BB: I think the main result of using the open access model is that a lot more people have used the book and so maybe it has had more influence than it otherwise might have. Another result is that the open access model seems to create a different relationship between authors and their readers. The book is offered as a kind of gift (it’s not exactly a birthday present!—but still it’s something human-made, meaningful, and useful that is happily given away). Readers are maybe a little more gentle in their attitude to the book, and maybe a little more prone to write me with corrections, suggestions, and kind words of thanks.

More generally, I hope that publishing the book openly is part of a broader trend in academics towards open access. I very much support the adoption of the principle that if a book or other work of scholarship is not made available through open access, it should not be considered a “publication” for purposes of things like academic tenure or promotion. If royalties were a significant part of how academics support themselves, I’d think differently, but they’re not. It’s especially weird (and disheartening) to see so many academic books in the humanities that advance strongly progressive views but that the author publishes under a traditional closed-access (and even for-profit) model—with the result that at best 1% of the world will have any real access to the book. There are definitely institutional pressures to distribute one’s work in this way, but already we’re seeing academic institutions shifting towards emphasizing open access.

AuAll: Could you share some lessons learned and/or other suggestions for authors on how they can make their works available in the ways that they want?

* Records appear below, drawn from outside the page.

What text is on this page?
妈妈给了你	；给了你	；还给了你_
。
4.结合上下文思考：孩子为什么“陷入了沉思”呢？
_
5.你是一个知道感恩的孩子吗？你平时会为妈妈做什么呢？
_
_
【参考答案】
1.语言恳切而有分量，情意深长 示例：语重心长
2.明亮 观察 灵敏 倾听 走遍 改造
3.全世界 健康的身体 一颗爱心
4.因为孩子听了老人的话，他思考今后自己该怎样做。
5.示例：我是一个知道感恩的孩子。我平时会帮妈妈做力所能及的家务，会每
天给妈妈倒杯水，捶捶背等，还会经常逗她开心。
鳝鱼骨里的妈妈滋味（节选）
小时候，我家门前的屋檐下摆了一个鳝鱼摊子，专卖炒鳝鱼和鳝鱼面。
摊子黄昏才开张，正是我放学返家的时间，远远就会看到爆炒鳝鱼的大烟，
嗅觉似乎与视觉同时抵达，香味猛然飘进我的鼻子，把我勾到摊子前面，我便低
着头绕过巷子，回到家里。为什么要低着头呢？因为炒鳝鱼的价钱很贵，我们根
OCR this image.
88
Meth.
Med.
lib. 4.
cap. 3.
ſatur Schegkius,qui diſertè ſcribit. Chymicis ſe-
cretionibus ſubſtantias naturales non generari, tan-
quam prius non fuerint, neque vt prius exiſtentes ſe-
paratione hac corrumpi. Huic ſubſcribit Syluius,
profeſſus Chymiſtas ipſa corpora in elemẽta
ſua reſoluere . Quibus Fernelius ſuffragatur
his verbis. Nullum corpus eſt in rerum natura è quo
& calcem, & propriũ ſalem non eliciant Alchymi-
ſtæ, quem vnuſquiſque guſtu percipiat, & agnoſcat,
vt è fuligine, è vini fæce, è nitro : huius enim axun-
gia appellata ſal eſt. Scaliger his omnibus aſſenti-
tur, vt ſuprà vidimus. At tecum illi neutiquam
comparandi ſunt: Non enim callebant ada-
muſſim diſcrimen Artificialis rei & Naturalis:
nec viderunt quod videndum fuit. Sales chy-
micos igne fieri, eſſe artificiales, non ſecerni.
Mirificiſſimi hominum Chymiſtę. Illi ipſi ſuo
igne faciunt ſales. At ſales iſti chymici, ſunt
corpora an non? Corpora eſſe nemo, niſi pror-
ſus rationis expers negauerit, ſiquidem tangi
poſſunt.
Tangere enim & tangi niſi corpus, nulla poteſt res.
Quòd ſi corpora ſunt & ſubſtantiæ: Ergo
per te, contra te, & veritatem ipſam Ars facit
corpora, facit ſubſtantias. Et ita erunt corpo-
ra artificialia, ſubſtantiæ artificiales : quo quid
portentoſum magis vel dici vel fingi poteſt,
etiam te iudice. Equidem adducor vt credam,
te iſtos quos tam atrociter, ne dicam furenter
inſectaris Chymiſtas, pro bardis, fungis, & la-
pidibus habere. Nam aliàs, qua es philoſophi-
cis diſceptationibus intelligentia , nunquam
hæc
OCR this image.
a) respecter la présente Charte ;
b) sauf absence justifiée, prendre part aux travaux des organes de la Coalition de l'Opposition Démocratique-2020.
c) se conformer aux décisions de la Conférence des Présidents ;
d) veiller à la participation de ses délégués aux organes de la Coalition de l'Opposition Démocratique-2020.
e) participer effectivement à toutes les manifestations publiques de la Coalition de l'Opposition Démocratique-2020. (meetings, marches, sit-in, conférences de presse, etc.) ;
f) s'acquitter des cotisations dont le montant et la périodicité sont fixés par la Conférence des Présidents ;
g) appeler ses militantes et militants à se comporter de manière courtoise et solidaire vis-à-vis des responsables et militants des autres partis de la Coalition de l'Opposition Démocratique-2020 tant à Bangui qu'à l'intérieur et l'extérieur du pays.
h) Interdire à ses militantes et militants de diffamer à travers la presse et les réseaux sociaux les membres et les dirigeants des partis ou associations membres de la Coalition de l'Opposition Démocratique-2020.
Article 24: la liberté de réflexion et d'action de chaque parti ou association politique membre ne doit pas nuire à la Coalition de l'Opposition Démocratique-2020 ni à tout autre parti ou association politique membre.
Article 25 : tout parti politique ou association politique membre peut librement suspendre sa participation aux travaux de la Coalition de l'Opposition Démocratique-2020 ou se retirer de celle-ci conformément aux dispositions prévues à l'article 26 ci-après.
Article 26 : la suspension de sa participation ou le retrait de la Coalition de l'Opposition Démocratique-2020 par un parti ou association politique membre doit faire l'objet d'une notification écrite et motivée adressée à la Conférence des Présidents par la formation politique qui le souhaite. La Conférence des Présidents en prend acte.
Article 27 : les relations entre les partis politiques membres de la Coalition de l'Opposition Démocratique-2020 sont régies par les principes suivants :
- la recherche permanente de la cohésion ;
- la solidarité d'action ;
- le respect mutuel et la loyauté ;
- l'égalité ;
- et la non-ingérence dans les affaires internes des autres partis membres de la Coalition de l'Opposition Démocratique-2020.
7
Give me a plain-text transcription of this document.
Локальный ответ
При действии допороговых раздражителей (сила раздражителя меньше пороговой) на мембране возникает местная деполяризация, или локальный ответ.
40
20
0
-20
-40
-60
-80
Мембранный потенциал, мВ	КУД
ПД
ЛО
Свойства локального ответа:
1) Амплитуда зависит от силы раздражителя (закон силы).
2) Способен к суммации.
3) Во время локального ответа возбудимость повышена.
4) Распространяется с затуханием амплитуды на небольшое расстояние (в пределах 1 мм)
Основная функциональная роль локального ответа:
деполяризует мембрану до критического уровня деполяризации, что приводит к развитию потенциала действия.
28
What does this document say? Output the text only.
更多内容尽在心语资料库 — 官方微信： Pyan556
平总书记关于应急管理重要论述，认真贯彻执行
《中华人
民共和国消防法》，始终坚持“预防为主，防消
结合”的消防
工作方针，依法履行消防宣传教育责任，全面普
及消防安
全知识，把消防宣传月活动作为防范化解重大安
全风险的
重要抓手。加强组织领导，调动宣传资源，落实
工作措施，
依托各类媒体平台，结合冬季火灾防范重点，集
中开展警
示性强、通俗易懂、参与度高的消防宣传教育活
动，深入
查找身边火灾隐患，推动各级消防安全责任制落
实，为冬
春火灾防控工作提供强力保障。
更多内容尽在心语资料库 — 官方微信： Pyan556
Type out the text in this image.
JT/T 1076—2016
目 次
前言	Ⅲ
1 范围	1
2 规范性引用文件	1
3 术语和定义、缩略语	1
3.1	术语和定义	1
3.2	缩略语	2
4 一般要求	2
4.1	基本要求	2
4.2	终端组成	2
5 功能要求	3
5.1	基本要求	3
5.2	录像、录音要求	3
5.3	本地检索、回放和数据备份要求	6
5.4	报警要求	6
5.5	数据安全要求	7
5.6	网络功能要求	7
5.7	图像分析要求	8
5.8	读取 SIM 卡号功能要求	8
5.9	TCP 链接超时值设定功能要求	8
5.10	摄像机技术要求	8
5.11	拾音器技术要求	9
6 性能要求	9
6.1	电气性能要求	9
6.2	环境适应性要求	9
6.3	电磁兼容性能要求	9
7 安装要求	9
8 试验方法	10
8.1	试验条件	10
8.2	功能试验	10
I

Even if a book author goes with a traditional closed-access publisher, it might be worthwhile to try to bargain for a contract provision in which the author can make the book available in a digital open access format at some point after the book goes out of print. This seems particularly important for scholarly works. For journal articles, try to bargain for a provision allowing the author to post a manuscript version of the article to their personal website or some equivalent repository.


Barton Beebe is the John M. Desmarais Professor of Intellectual Property Law at NYU. He specializes in the doctrinal, empirical, and cultural analysis of intellectual property law.